Graphiquement ; Cette « horizontalisation des rapports » passe pas une modification de la typographie. On abandonne le lettrage capitale (haut-de-casse) pour valoriser le lettrage en minuscule (bas-de-casse).
Illustration avec ce nouveau logo Total :
Quand on a l’ambition de développer les énergies « propres », ne faudrait-il pas être cohérent et adopter un logo synonyme de sobriété qui limite son impacte environnementale ? C’est tout l’inverse que réalise ici Total, devenu Total énergies en mettant tous les curseurs de la surenchère visuelle dans le rouge. Tout d’abord un dégradé multicolore, comme un « flux digital et immatériel », qu’on imagine être le symbole de la nouvelle pluralité des énergies que propose Total énergies (après le rachat de Direct énergies), pose de réels problèmes de lisibilité de la ligature emblème « Te ». Mais cela devient une vraie calamité dès qu’il s’agit de reproduire le logo sur des supports « physiques » car cela oblige de l’imprimer dans une version multicolore.
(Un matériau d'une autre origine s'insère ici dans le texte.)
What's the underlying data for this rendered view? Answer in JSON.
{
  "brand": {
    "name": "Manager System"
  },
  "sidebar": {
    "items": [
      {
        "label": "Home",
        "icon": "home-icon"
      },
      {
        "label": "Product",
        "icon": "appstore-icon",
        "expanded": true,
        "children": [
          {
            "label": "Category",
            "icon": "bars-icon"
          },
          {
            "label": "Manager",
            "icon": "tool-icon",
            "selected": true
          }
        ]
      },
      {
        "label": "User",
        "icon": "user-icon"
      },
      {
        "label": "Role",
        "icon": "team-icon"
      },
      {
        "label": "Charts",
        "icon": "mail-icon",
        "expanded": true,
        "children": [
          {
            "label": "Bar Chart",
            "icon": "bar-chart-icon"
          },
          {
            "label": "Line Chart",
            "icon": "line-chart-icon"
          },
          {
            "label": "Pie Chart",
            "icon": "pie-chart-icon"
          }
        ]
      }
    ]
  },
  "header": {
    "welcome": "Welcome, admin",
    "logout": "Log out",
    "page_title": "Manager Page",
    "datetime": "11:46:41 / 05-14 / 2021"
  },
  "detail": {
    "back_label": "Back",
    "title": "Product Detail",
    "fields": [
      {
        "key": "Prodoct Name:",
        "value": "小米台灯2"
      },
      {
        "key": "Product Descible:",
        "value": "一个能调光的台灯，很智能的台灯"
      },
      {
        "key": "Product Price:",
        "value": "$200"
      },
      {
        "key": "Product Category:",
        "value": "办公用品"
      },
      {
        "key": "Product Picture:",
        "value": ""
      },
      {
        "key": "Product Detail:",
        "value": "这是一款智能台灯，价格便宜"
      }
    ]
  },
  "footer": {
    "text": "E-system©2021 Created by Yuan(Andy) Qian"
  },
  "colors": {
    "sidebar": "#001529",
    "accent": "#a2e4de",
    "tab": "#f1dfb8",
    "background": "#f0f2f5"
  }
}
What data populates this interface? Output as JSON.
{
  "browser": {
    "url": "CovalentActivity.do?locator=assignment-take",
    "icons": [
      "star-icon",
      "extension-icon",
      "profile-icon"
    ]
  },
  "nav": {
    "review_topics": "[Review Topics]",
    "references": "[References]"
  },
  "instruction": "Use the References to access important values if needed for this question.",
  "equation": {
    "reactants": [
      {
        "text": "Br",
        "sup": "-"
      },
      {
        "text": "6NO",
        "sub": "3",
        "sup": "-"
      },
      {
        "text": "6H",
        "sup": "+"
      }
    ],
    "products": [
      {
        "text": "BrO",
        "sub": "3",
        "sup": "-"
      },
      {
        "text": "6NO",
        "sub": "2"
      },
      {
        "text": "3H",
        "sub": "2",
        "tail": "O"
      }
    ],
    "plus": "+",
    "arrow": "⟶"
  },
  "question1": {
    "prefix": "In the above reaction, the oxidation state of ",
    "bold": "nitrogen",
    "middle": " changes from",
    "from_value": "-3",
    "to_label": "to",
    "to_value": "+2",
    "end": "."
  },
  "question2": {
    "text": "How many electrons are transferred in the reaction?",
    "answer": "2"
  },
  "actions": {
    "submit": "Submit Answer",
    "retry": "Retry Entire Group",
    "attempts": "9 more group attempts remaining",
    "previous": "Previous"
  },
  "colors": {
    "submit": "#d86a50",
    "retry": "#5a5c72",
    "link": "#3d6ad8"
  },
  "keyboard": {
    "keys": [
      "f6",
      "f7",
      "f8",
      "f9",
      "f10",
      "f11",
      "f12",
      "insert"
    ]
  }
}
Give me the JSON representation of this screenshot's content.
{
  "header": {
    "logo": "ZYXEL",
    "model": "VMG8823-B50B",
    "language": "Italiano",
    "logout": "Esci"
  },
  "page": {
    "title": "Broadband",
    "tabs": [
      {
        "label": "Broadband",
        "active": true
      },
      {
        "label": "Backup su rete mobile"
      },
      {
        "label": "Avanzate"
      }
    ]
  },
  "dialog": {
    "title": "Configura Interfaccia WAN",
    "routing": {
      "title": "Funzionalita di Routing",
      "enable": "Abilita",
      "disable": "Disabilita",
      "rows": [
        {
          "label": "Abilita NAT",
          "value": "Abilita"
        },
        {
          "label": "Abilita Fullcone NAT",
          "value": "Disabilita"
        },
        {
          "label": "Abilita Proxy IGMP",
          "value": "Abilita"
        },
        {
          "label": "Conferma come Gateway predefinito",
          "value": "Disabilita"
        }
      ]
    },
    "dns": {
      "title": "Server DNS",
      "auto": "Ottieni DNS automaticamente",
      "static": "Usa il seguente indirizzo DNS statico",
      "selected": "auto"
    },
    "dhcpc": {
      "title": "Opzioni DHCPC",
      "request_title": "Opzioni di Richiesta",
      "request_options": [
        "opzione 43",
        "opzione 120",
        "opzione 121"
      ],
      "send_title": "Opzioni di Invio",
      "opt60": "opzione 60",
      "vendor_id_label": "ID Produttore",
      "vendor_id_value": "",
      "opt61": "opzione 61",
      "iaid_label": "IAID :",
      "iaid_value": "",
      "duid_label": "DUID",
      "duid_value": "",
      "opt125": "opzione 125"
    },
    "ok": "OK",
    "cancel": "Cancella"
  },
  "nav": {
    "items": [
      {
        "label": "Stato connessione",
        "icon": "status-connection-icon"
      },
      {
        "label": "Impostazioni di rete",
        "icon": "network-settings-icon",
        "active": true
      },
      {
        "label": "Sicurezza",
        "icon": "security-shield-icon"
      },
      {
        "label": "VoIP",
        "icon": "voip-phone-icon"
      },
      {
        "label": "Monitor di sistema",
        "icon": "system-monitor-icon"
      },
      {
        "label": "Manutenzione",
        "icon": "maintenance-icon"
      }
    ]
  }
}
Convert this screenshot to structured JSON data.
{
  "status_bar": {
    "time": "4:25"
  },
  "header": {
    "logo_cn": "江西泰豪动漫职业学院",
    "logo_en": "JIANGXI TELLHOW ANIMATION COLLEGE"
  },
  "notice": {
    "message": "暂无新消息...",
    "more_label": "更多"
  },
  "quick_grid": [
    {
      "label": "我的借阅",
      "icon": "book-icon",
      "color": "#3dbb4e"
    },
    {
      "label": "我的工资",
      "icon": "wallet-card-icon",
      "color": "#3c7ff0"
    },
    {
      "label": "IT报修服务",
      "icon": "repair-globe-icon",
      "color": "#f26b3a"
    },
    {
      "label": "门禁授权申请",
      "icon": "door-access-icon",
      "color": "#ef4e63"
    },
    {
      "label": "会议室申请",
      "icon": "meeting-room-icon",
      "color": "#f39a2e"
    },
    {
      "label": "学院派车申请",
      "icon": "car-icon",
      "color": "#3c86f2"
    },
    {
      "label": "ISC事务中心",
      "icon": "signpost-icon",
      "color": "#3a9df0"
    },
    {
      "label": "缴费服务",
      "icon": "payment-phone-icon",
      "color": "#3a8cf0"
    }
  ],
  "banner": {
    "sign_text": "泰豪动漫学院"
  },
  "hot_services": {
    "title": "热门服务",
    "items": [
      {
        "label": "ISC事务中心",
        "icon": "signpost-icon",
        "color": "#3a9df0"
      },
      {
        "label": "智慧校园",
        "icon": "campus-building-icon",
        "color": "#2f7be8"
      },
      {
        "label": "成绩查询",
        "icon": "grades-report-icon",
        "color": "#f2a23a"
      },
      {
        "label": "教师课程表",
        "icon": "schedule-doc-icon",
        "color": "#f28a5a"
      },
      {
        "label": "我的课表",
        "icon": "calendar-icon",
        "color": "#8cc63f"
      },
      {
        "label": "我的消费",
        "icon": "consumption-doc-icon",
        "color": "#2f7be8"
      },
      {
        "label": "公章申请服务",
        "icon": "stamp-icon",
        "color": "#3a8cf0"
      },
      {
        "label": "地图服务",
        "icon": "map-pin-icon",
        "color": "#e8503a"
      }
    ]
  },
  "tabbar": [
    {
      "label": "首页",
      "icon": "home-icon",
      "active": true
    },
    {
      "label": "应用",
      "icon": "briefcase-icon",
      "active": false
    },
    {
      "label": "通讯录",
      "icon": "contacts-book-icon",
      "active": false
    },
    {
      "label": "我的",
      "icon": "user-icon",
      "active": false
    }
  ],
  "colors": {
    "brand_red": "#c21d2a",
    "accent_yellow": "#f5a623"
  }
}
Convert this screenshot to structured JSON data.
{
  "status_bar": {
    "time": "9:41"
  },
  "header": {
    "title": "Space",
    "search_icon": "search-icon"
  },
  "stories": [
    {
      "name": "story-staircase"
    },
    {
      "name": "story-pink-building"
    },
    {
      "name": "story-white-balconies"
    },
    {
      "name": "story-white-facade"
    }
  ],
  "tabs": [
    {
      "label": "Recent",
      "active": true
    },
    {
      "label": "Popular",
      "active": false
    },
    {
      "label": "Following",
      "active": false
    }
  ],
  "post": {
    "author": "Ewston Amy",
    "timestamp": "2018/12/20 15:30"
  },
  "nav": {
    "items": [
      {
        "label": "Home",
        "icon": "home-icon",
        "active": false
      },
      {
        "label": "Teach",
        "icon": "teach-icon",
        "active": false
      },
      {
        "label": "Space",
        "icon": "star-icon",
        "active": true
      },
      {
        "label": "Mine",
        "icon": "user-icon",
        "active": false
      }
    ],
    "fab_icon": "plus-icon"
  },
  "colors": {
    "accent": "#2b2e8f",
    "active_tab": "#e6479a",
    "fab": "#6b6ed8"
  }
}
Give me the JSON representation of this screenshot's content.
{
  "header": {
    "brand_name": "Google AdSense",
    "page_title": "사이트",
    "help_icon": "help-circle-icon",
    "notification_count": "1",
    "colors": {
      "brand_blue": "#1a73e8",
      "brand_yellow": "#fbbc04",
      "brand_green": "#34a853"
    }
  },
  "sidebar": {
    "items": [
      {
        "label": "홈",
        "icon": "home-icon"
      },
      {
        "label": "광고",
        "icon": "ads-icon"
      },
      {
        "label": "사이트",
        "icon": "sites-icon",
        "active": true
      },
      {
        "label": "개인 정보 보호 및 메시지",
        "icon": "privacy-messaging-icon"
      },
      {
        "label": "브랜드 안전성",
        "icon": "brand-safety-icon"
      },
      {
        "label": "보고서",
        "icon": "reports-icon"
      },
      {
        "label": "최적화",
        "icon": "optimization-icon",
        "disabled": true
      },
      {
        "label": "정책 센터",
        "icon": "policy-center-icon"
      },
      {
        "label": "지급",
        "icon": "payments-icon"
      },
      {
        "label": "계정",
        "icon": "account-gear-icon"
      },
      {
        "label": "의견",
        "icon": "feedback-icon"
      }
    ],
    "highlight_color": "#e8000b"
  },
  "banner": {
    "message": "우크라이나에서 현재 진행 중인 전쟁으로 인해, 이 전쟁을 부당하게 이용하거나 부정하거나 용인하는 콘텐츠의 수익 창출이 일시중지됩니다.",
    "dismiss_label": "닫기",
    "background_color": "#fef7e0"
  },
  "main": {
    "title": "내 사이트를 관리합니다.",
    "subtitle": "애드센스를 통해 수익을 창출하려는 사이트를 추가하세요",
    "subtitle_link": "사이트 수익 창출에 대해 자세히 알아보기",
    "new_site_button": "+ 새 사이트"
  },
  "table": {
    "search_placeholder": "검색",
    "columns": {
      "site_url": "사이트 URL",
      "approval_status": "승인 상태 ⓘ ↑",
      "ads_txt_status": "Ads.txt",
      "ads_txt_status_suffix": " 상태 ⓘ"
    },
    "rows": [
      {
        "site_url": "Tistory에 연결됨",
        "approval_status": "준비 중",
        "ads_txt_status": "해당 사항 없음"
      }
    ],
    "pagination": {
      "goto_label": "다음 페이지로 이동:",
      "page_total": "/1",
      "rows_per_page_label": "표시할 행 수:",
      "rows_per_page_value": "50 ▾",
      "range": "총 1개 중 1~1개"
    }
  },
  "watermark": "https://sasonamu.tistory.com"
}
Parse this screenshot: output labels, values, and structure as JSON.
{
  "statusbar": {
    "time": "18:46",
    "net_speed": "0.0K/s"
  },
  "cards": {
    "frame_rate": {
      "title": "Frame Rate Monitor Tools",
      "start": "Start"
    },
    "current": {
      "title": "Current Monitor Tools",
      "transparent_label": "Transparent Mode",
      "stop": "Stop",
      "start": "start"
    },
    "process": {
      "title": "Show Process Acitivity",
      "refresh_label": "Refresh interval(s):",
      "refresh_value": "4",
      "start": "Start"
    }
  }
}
Grosse iemreinte carbone pour le déploiement de la nouvelle identité sur les signalétique d’enseignes, les véhicules…
C’est particulièrement tape à l’oeil et en terme de pollution visuelle, nous tenons un champion.
La ligne molle de la ligature « Te » qui en plus de n’avoir aucun sens, rappelle l’affreux ancien logo escargot du TGV, époque « prendre le temps d’aller vite ». Nous sommes dans un cas de rebranding qui efface l’ancienne identité pour se racheter une conscience écologique avec une bonne dose de « greenwashing ». Encore une fois, le nouveau lettrage supprime les capitales statutaires et devient bas de casse, pour plus de rondeurs pour une esthétique plus chaleureuse.